Welcome to the world of the Thin Blue Lines.
Just an ordinary Saturday afternoon. Nothing really all that exciting. We had been in a children's discipleship conference for 18 days and quite frankly were exhausted, or as I prefer to put it in Spanish "matados," emotionally and physically dead. We're missionaries and live overseas. We've adapted to living in a different culture, gotten used to the change in diet and climate, and have developed a certain mastery of Spanish. We've survived 3 hurricanes, several strong tremors, mudslides, language school, and 10 changes of home through 3 different countries in our 2.5 short years of marriage, but none of that really prepares you for the thrill of the Thin Blue Lines.

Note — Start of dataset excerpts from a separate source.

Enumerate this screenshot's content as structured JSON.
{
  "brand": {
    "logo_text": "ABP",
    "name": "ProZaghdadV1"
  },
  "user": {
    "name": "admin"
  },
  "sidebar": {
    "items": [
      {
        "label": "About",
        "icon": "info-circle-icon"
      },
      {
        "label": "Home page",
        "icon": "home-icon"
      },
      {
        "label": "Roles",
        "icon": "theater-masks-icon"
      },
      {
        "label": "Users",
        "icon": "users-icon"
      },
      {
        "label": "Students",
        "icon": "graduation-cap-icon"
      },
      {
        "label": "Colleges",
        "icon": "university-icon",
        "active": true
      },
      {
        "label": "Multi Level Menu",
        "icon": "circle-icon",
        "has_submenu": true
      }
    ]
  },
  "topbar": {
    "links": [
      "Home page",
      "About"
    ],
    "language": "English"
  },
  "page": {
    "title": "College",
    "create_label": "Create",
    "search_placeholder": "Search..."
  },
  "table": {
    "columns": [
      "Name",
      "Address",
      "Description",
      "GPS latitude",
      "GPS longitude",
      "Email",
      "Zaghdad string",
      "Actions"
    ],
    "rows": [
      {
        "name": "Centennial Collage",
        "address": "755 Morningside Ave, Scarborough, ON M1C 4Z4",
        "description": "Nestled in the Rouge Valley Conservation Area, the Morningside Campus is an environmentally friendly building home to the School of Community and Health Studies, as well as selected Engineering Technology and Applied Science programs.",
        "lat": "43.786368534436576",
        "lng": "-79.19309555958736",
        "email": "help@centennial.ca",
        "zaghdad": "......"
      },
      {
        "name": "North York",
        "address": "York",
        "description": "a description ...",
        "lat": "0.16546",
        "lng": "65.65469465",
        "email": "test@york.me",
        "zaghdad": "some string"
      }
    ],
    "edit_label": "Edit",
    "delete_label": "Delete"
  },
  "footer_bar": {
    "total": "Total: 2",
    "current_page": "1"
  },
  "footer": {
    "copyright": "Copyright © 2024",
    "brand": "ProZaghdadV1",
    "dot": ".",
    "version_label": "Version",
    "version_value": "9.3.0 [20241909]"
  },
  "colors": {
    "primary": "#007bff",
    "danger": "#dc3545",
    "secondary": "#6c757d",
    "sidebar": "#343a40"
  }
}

Like I said, an ordinary Saturday afternoon. I'm standing in the kitchen, cleaning dishes after lunch. Lisa and I have been trying for close to a year and a half now to get pregnant, which is a ride all in itself. Suddenly, out of nowhere, Lisa walks into the living room, a look of bewilderment and unbelief plastered across her face, "I'm pregnant!" In shock I drop the suds-filled sponge, soap bubbles dripping from my finger tips, and my heart starts pounding. "What??!!?" Now, remember that feeling as the car lurches from a dead stop and begins its climb up the track, all the coursing emotions, the rush, the worries, the doubts, the excitement...well, all that comes before this moment. You wonder if you can do it, if you'll be a good parent, if your budget can take the hit, etc. But nothing really prepares you for the sudden drop as you peer over the edge of the first big drop. As the car plummets down, your stomach shoots into your throat, heart races, and your breath is taken away. You want to scream but can't quite find your voice. Now back to our future daddy with soap soaked hands.
I race down the hall to where Lisa had taken her test and there on the counter is our little clear plastic friend, sporting a blueish grin.
Two...Thin...Blue...Lines...pregnant! My heart races, my stomach jumps to my throat, I want to scream but don't have the voice...I can't quite believe that it's finally true. I would have thrown my hands up, but let's be honest, that would have been a little silly. I grab Lisa, gingerly because pregnancy comes with other painful symptoms, and lift her up in the air in a big hug. The rush is better than I had ever imagined. Nothing could have prepared me for this moment and the baby isn't even born yet!
I must admit, I'm not quite sure what this all means and how it will all play out, but I'm ecstatic. I'm ready to tell the world, scream at the top of my lungs, "I'M GONNA BE A DAD," but let's be honest, no one really cares until you actually are a dad. Anyway, I promised Lisa I would start a blog, giving expression to the thoughts, feelings, doubts, hopes, etc. of future parenthood and the whole pregnancy experience. So, here we go, the ride begins and I'm not really quite sure what twists and turns lie ahead, but I know when it's finished that it'll be more than I ever thought possible.